Gail Bradbrook, one of the organizers of Saturday's Extinction Rebellion, protested on five bridges in central London, claiming that if the Government does not change environmental policy, "we can easily face hunger in the UK if the effects of the weather continue like that".
"We need to build resilience in our community," he added.
"We @GOVUK I s #Brexit messing around as the world burns … more than 1,000 people are killed #California Fire! "Https://t.co/aoEqdgYkVD
The police moved in. Hundreds of beautiful souls are willing to risk being arrested. #ClimateEmergency #ExtinctionRebellion #XR through @F_F_Ryedale pic.twitter.com/XoHoRFS2MM
– Extermination Extermination (@ProsedurR) November 17, 2018
Dr. Bradbrook said: "We basically have three demands: first is that the Government must tell the truth. People think that climate change is something that happens to other people at other times, but it just came home.
"We have to go to zero pure carbon very quickly. And we also ask for a meeting of people so people can decide how that change occurs.
"We will know when the government does different things, it can feel like a war, a beautiful war.

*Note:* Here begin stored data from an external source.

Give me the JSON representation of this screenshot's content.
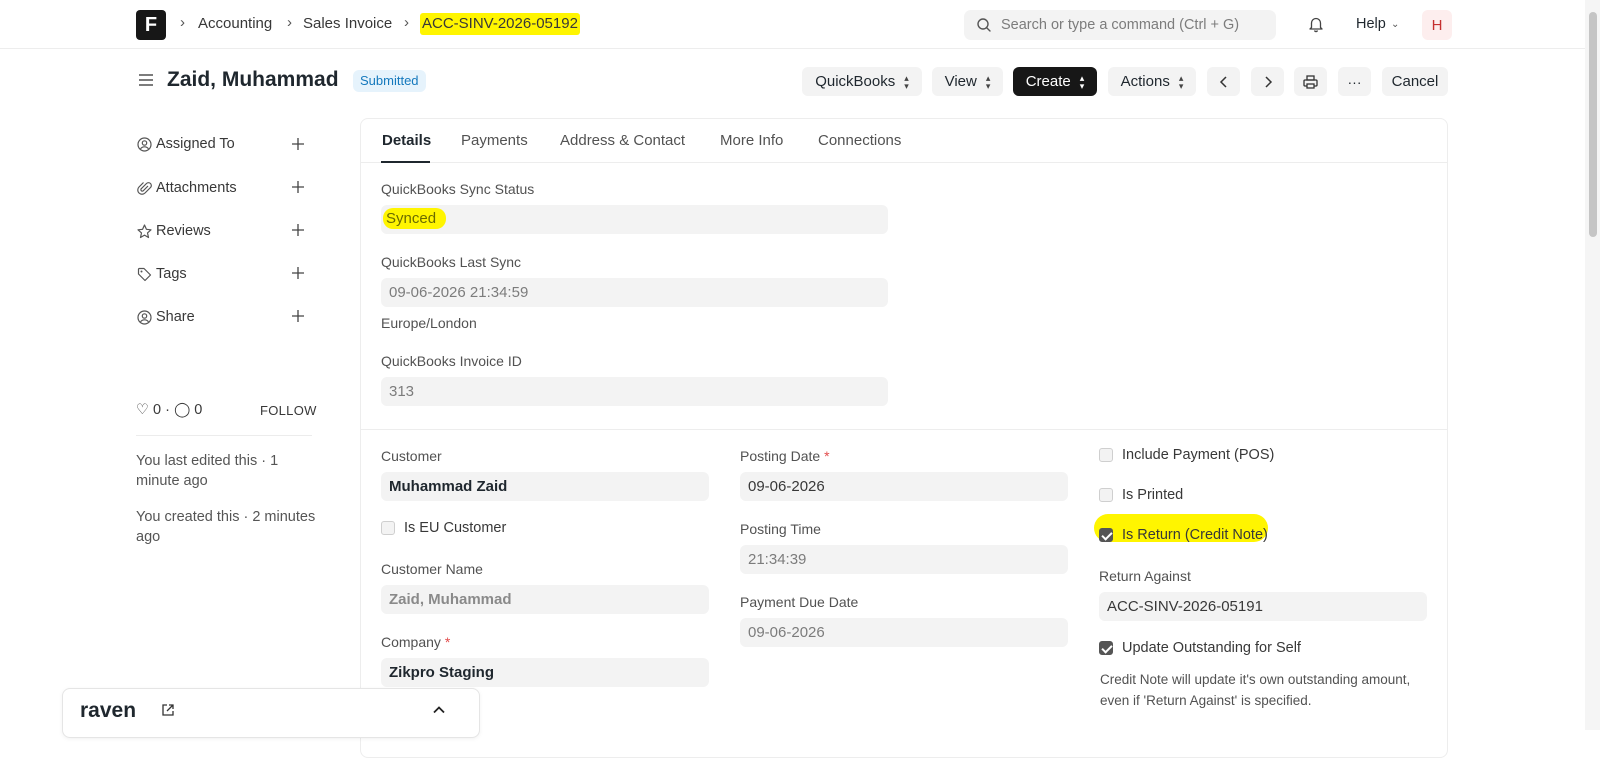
{
  "navbar": {
    "logo": "F",
    "breadcrumbs": [
      "Accounting",
      "Sales Invoice",
      "ACC-SINV-2026-05192"
    ],
    "search_placeholder": "Search or type a command (Ctrl + G)",
    "help_label": "Help",
    "avatar_initial": "H"
  },
  "header": {
    "title": "Zaid, Muhammad",
    "status": "Submitted",
    "buttons": {
      "quickbooks": "QuickBooks",
      "view": "View",
      "create": "Create",
      "actions": "Actions",
      "cancel": "Cancel"
    }
  },
  "sidebar": {
    "items": [
      {
        "label": "Assigned To",
        "icon": "assign-icon"
      },
      {
        "label": "Attachments",
        "icon": "paperclip-icon"
      },
      {
        "label": "Reviews",
        "icon": "star-icon"
      },
      {
        "label": "Tags",
        "icon": "tag-icon"
      },
      {
        "label": "Share",
        "icon": "share-icon"
      }
    ],
    "likes": "0",
    "comments": "0",
    "follow_label": "FOLLOW",
    "activity": [
      "You last edited this · 1 minute ago",
      "You created this · 2 minutes ago"
    ]
  },
  "tabs": [
    "Details",
    "Payments",
    "Address & Contact",
    "More Info",
    "Connections"
  ],
  "details": {
    "qb_sync_status": {
      "label": "QuickBooks Sync Status",
      "value": "Synced"
    },
    "qb_last_sync": {
      "label": "QuickBooks Last Sync",
      "value": "09-06-2026 21:34:59",
      "timezone": "Europe/London"
    },
    "qb_invoice_id": {
      "label": "QuickBooks Invoice ID",
      "value": "313"
    },
    "customer": {
      "label": "Customer",
      "value": "Muhammad Zaid"
    },
    "is_eu_customer": {
      "label": "Is EU Customer",
      "checked": false
    },
    "customer_name": {
      "label": "Customer Name",
      "value": "Zaid, Muhammad"
    },
    "company": {
      "label": "Company",
      "value": "Zikpro Staging"
    },
    "posting_date": {
      "label": "Posting Date",
      "value": "09-06-2026"
    },
    "posting_time": {
      "label": "Posting Time",
      "value": "21:34:39"
    },
    "payment_due_date": {
      "label": "Payment Due Date",
      "value": "09-06-2026"
    },
    "include_payment_pos": {
      "label": "Include Payment (POS)",
      "checked": false
    },
    "is_printed": {
      "label": "Is Printed",
      "checked": false
    },
    "is_return": {
      "label": "Is Return (Credit Note)",
      "checked": true
    },
    "return_against": {
      "label": "Return Against",
      "value": "ACC-SINV-2026-05191"
    },
    "update_outstanding": {
      "label": "Update Outstanding for Self",
      "checked": true,
      "description": "Credit Note will update it's own outstanding amount, even if 'Return Against' is specified."
    }
  },
  "raven": {
    "name": "raven"
  },
  "colors": {
    "highlight": "#fff500",
    "primary_dark": "#171717",
    "badge_bg": "#e6f3fc",
    "badge_text": "#1579bd"
  }
}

That will be great. "
Saturday's actions at Lambeth, Westminster, Waterloo, Blackfriars and Southwark bridges gave the band and speakers the opportunity to talk to the crowd, before the meeting planned at Parliament Square later.
This follows a week of protests around England under the banner of Extinction Rebellion.
On Monday, 22 people were arrested after protesters blocked traffic and stuck to the entrance to the Department of Business, Energy and Industrial Strategy.
On Wednesday, more activists were detained after the action near Downing Street and in the Department of Environment, Food and Rural Affairs at Westminster.
The committee estimates that 50 people have been arrested for protests this week.
On Saturday, activists expressed anger at the current climate policy.
Lewis, who described himself as being involved in environmental civil disobedience for more than 10 years, claims the current trend makes the world "uninhabitable".
He said: "We lived in a time when we knew that we destroyed the planet through our activities that caused harmful amounts of CO2.
"We destroy the living system where we depend and are on track to turn this planet into something that cannot be inhabited."